Will shoppers return to the mall? That question is about to be answered as the country’s largest mall owner and developer is ready to reopen its doors.
Simon Property Group has committed to reopening 49 of its malls and outlet centers Friday through Monday, according to an internal memo sourced by several news organizations. The openings will include some of its biggest properties, such as Haywood Mall in Greenville, South Carolina and Lenox Square in Atlanta.
According to CNBC, “business hours at the malls and outlet centers will be limited to 11 a.m. to 7 p.m. Monday through Saturday, and noon to 6 p.m. Sunday, to allow for cleaning overnight, according to the memo. Simon said it will regularly sanitize high-touch areas such as food court tables, escalators, doorknobs and electronic directories. And it is encouraging retailers to do the same in their stores.”
The Simon memo also said shoppers will be asked to take their temperatures before shopping. The use of infrared thermometers and free CDC-approved masks and hand sanitizing packets will be available. The company will ask shoppers to wear masks “or some sort of facial coverings” while they shop. Simon is requiring its employees to wear masks and take “frequent breaks for handwashing.”
The openings will serve as a crucial test of consumer behavior. PYMNTS’ COVID-19 Tracker has found that consumers will not return to nonessential, pre-pandemic shopping behavior until a vaccine is developed or as long as October. Health, not commerce, seems to be driving shopping activity.
Optimistic projections for shoppers returning to malls are certainly in the minority, but they exist. “As the crisis subsides, we may see the emergence of a Brave New Shopper in the U.S.,” says a report in BevNet. “One with new adaptability, a sharpened set of shopping skills and higher expectations for their shopping experience. To incite discovery and rebuild loyalty in-store, brands will need to reteach shoppers how to navigate categories and find ways to encourage them to shop the aisles.”

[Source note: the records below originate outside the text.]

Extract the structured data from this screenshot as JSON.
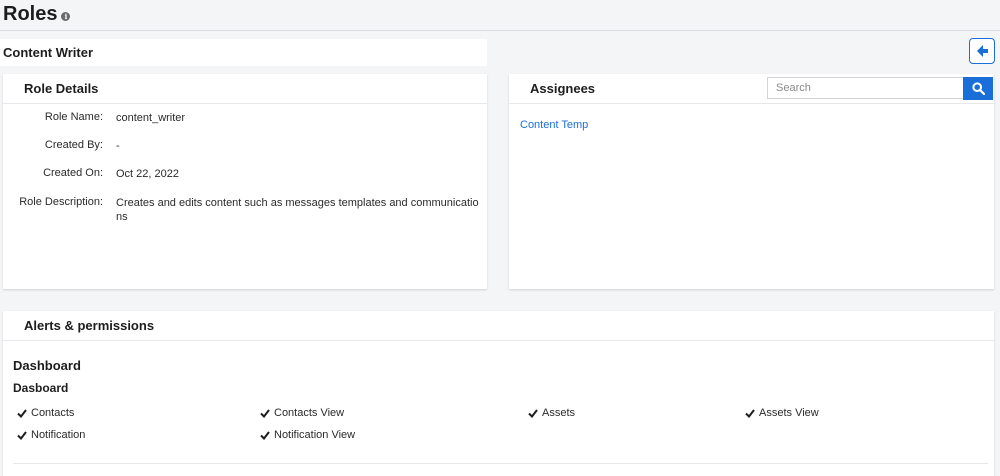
{
  "page": {
    "title": "Roles"
  },
  "role": {
    "name_heading": "Content Writer"
  },
  "role_details": {
    "title": "Role Details",
    "rows": [
      {
        "label": "Role Name:",
        "value": "content_writer"
      },
      {
        "label": "Created By:",
        "value": "-"
      },
      {
        "label": "Created On:",
        "value": "Oct 22, 2022"
      },
      {
        "label": "Role Description:",
        "value": "Creates and edits content such as messages templates and communications"
      }
    ]
  },
  "assignees": {
    "title": "Assignees",
    "search_placeholder": "Search",
    "items": [
      "Content Temp"
    ]
  },
  "alerts": {
    "title": "Alerts & permissions",
    "section": "Dashboard",
    "subsection": "Dasboard",
    "permissions": [
      "Contacts",
      "Contacts View",
      "Assets",
      "Assets View",
      "Notification",
      "Notification View"
    ]
  },
  "colors": {
    "accent": "#1a6ed8"
  },
  "icons": {
    "info": "info-icon",
    "back": "arrow-left-icon",
    "search": "search-icon",
    "check": "check-icon"
  }
}
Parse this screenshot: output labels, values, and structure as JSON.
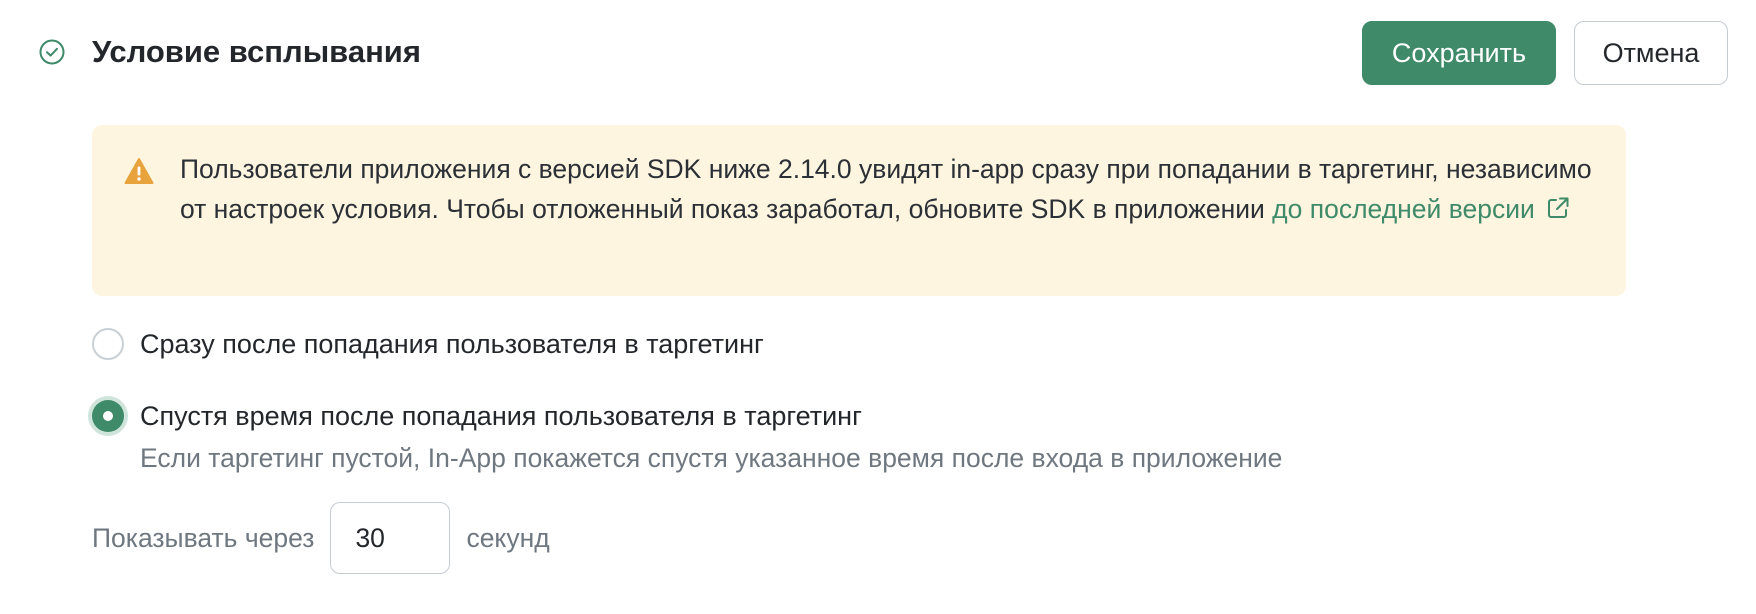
{
  "header": {
    "status_icon": "check-circle-icon",
    "title": "Условие всплывания",
    "save_label": "Сохранить",
    "cancel_label": "Отмена"
  },
  "alert": {
    "icon": "warning-triangle-icon",
    "text_before_link": "Пользователи приложения с версией SDK ниже 2.14.0 увидят in-app сразу при попадании в таргетинг, независимо от настроек условия. Чтобы отложенный показ заработал, обновите SDK в приложении ",
    "link_text": "до последней версии",
    "link_icon": "external-link-icon"
  },
  "options": [
    {
      "label": "Сразу после попадания пользователя в таргетинг",
      "selected": false
    },
    {
      "label": "Спустя время после попадания пользователя в таргетинг",
      "hint": "Если таргетинг пустой, In-App покажется спустя указанное время после входа в приложение",
      "selected": true
    }
  ],
  "delay": {
    "prefix": "Показывать через",
    "value": "30",
    "suffix": "секунд"
  },
  "colors": {
    "accent": "#3e8a69",
    "alert_bg": "#fdf5df",
    "warning": "#e8a33c"
  }
}
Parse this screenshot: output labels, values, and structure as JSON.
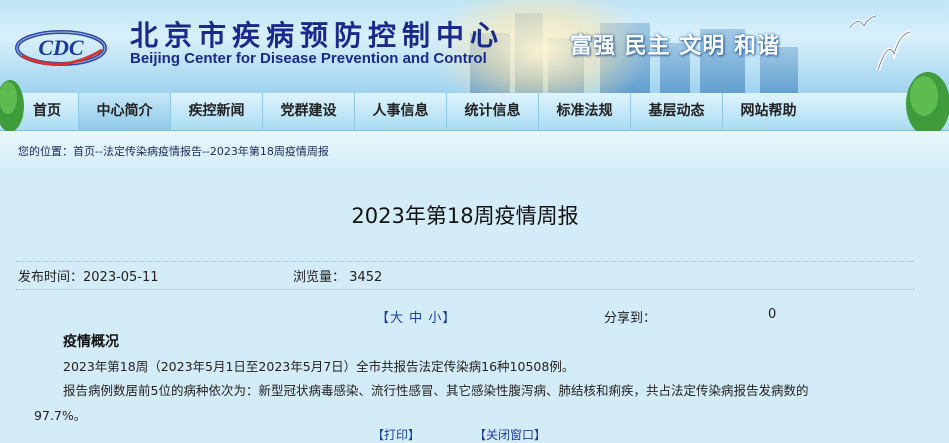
{
  "header": {
    "title_cn": "北京市疾病预防控制中心",
    "title_en": "Beijing Center for Disease Prevention and Control",
    "logo_text": "CDC",
    "slogan": "富强 民主 文明 和谐"
  },
  "nav": {
    "items": [
      {
        "label": "首页"
      },
      {
        "label": "中心简介"
      },
      {
        "label": "疾控新闻"
      },
      {
        "label": "党群建设"
      },
      {
        "label": "人事信息"
      },
      {
        "label": "统计信息"
      },
      {
        "label": "标准法规"
      },
      {
        "label": "基层动态"
      },
      {
        "label": "网站帮助"
      }
    ],
    "active_index": 1
  },
  "breadcrumb": {
    "prefix": "您的位置：",
    "home": "首页",
    "sep1": "--",
    "section": "法定传染病疫情报告",
    "sep2": "--",
    "current": "2023年第18周疫情周报"
  },
  "article": {
    "title": "2023年第18周疫情周报",
    "publish_label": "发布时间：",
    "publish_date": "2023-05-11",
    "views_label": "浏览量：",
    "views": "3452",
    "font_open": "【",
    "font_large": "大",
    "font_medium": "中",
    "font_small": "小",
    "font_close": "】",
    "share_label": "分享到：",
    "share_count": "0",
    "section_heading": "疫情概况",
    "para1": "2023年第18周（2023年5月1日至2023年5月7日）全市共报告法定传染病16种10508例。",
    "para2": "报告病例数居前5位的病种依次为：新型冠状病毒感染、流行性感冒、其它感染性腹泻病、肺结核和痢疾，共占法定传染病报告发病数的",
    "para3": "97.7%。",
    "print_label": "【打印】",
    "close_label": "【关闭窗口】"
  },
  "colors": {
    "nav_text": "#222222",
    "title_blue": "#1b2a8a",
    "link_blue": "#1b3fa0",
    "page_bg": "#d4ecf7"
  }
}
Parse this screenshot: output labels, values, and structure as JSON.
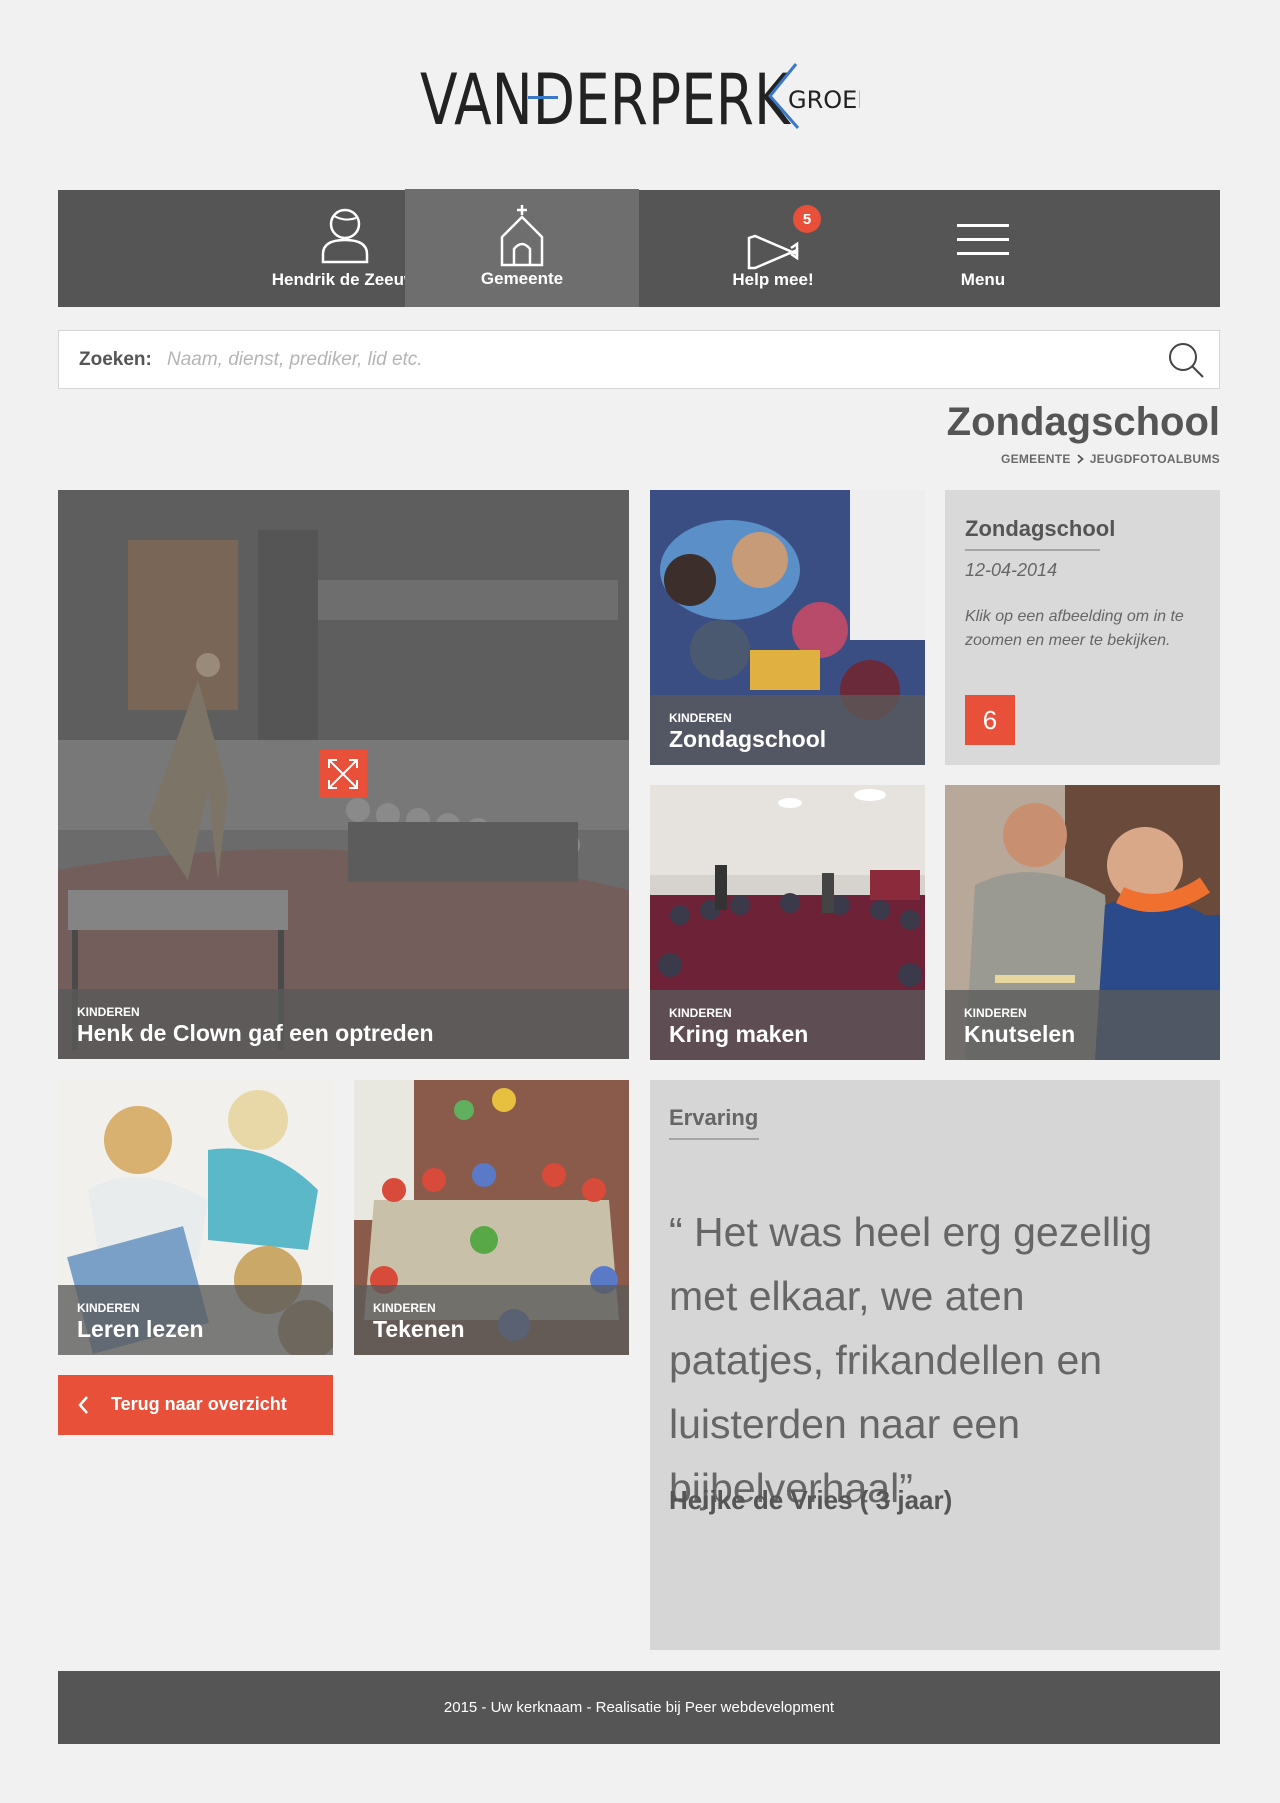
{
  "brand": {
    "logo_main": "VANDERPERK",
    "logo_sub": "GROEP",
    "accent": "#e8503a",
    "logo_blue": "#3a78c8"
  },
  "nav": {
    "items": [
      {
        "label": "Hendrik de Zeeuw",
        "icon": "user-icon"
      },
      {
        "label": "Gemeente",
        "icon": "church-icon",
        "active": true
      },
      {
        "label": "Help mee!",
        "icon": "megaphone-icon",
        "badge": "5"
      },
      {
        "label": "Menu",
        "icon": "hamburger-icon"
      }
    ]
  },
  "search": {
    "label": "Zoeken:",
    "placeholder": "Naam, dienst, prediker, lid etc."
  },
  "page": {
    "title": "Zondagschool",
    "breadcrumb": [
      "GEMEENTE",
      "JEUGDFOTOALBUMS"
    ]
  },
  "tiles": [
    {
      "category": "KINDEREN",
      "title": "Henk de Clown gaf een optreden"
    },
    {
      "category": "KINDEREN",
      "title": "Zondagschool"
    },
    {
      "category": "KINDEREN",
      "title": "Kring maken"
    },
    {
      "category": "KINDEREN",
      "title": "Knutselen"
    },
    {
      "category": "KINDEREN",
      "title": "Leren lezen"
    },
    {
      "category": "KINDEREN",
      "title": "Tekenen"
    }
  ],
  "info": {
    "title": "Zondagschool",
    "date": "12-04-2014",
    "text": "Klik op een afbeelding om in te zoomen en meer te bekijken.",
    "count": "6"
  },
  "quote": {
    "heading": "Ervaring",
    "text": "“ Het was heel erg gezellig met elkaar, we aten patatjes, frikandellen en luisterden naar een bijbelverhaal”",
    "author": "Heijke de Vries ( 3 jaar)"
  },
  "back_button": {
    "label": "Terug naar overzicht"
  },
  "footer": {
    "text": "2015 - Uw kerknaam - Realisatie bij Peer webdevelopment"
  }
}
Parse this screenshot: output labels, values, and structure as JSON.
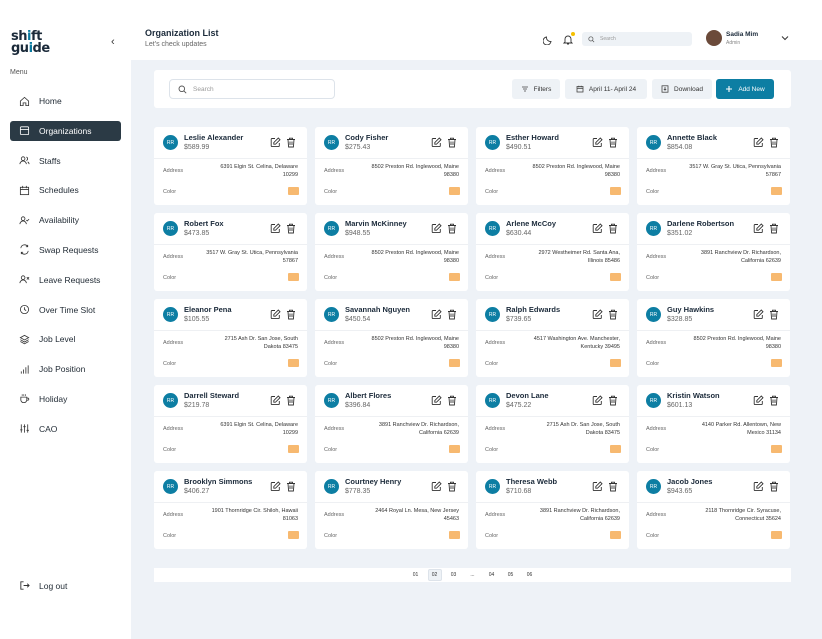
{
  "logo": {
    "line1": "sh",
    "dot": "i",
    "line1b": "ft",
    "line2": "gu",
    "dot2": "i",
    "line2b": "de"
  },
  "sidebar": {
    "menu_label": "Menu",
    "items": [
      {
        "label": "Home",
        "icon": "home-icon",
        "active": false
      },
      {
        "label": "Organizations",
        "icon": "building-icon",
        "active": true
      },
      {
        "label": "Staffs",
        "icon": "users-icon",
        "active": false
      },
      {
        "label": "Schedules",
        "icon": "calendar-icon",
        "active": false
      },
      {
        "label": "Availability",
        "icon": "user-check-icon",
        "active": false
      },
      {
        "label": "Swap Requests",
        "icon": "swap-icon",
        "active": false
      },
      {
        "label": "Leave Requests",
        "icon": "user-x-icon",
        "active": false
      },
      {
        "label": "Over Time Slot",
        "icon": "clock-icon",
        "active": false
      },
      {
        "label": "Job Level",
        "icon": "layers-icon",
        "active": false
      },
      {
        "label": "Job Position",
        "icon": "bar-chart-icon",
        "active": false
      },
      {
        "label": "Holiday",
        "icon": "coffee-icon",
        "active": false
      },
      {
        "label": "CAO",
        "icon": "sliders-icon",
        "active": false
      }
    ],
    "logout_label": "Log out"
  },
  "header": {
    "title": "Organization List",
    "subtitle": "Let's check updates",
    "search_placeholder": "Search",
    "user_name": "Sadia Mim",
    "user_role": "Admin"
  },
  "toolbar": {
    "search_placeholder": "Search",
    "filters_label": "Filters",
    "date_range": "April 11- April 24",
    "download_label": "Download",
    "add_label": "Add New"
  },
  "card_labels": {
    "address": "Address",
    "color": "Color",
    "initials": "RR"
  },
  "colors": {
    "accent": "#0d7ea3",
    "active_nav": "#2b3a45",
    "swatch": "#f7b970"
  },
  "organizations": [
    {
      "name": "Leslie Alexander",
      "price": "$589.99",
      "address": "6391 Elgin St. Celina, Delaware 10299"
    },
    {
      "name": "Cody Fisher",
      "price": "$275.43",
      "address": "8502 Preston Rd. Inglewood, Maine 98380"
    },
    {
      "name": "Esther Howard",
      "price": "$490.51",
      "address": "8502 Preston Rd. Inglewood, Maine 98380"
    },
    {
      "name": "Annette Black",
      "price": "$854.08",
      "address": "3517 W. Gray St. Utica, Pennsylvania 57867"
    },
    {
      "name": "Robert Fox",
      "price": "$473.85",
      "address": "3517 W. Gray St. Utica, Pennsylvania 57867"
    },
    {
      "name": "Marvin McKinney",
      "price": "$948.55",
      "address": "8502 Preston Rd. Inglewood, Maine 98380"
    },
    {
      "name": "Arlene McCoy",
      "price": "$630.44",
      "address": "2972 Westheimer Rd. Santa Ana, Illinois 85486"
    },
    {
      "name": "Darlene Robertson",
      "price": "$351.02",
      "address": "3891 Ranchview Dr. Richardson, California 62639"
    },
    {
      "name": "Eleanor Pena",
      "price": "$105.55",
      "address": "2715 Ash Dr. San Jose, South Dakota 83475"
    },
    {
      "name": "Savannah Nguyen",
      "price": "$450.54",
      "address": "8502 Preston Rd. Inglewood, Maine 98380"
    },
    {
      "name": "Ralph Edwards",
      "price": "$739.65",
      "address": "4517 Washington Ave. Manchester, Kentucky 39495"
    },
    {
      "name": "Guy Hawkins",
      "price": "$328.85",
      "address": "8502 Preston Rd. Inglewood, Maine 98380"
    },
    {
      "name": "Darrell Steward",
      "price": "$219.78",
      "address": "6391 Elgin St. Celina, Delaware 10299"
    },
    {
      "name": "Albert Flores",
      "price": "$396.84",
      "address": "3891 Ranchview Dr. Richardson, California 62639"
    },
    {
      "name": "Devon Lane",
      "price": "$475.22",
      "address": "2715 Ash Dr. San Jose, South Dakota 83475"
    },
    {
      "name": "Kristin Watson",
      "price": "$601.13",
      "address": "4140 Parker Rd. Allentown, New Mexico 31134"
    },
    {
      "name": "Brooklyn Simmons",
      "price": "$406.27",
      "address": "1901 Thornridge Cir. Shiloh, Hawaii 81063"
    },
    {
      "name": "Courtney Henry",
      "price": "$778.35",
      "address": "2464 Royal Ln. Mesa, New Jersey 45463"
    },
    {
      "name": "Theresa Webb",
      "price": "$710.68",
      "address": "3891 Ranchview Dr. Richardson, California 62639"
    },
    {
      "name": "Jacob Jones",
      "price": "$943.65",
      "address": "2118 Thornridge Cir. Syracuse, Connecticut 35624"
    }
  ],
  "pagination": {
    "pages": [
      "01",
      "02",
      "03",
      "...",
      "04",
      "05",
      "06"
    ],
    "current": "02"
  }
}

That is what Walmart and other essential retailers have been doing, and Simon seems to have taken a page from that playbook. Perhaps malls will provide enough space for consumers to feel comfortable – or maybe social distancing and other safety measures will make it difficult to draw an appreciable level of foot traffic.
Motley Fool, among other sources, was not convinced consumers will return anytime soon. “A notable piece of that will come from the fact that social distancing measures to slow the spread of COVID-19 are likely to push the U.S. into a recession. Consumer demand will wane, even if the malls are open,” the publication said on Wednesday (April 29). “Consumers may not be willing to venture out into enclosed spaces filled with large numbers of people because of coronavirus concerns. This, too, would reduce demand. Simon's reopening plans include a number of measures to help keep customers safe, but it's not certain how well shoppers will take to the changes. Add in the stress already occurring in the retail sector, and malls could see more store closures and bankruptcies. That would hit occupancy and rent rolls, and might even result in the need to give rent concessions to the tenants that remain. A lot needs to happen before malls are back to anything near a pre-COVID-19 operating environment, if that's even possible at this point.”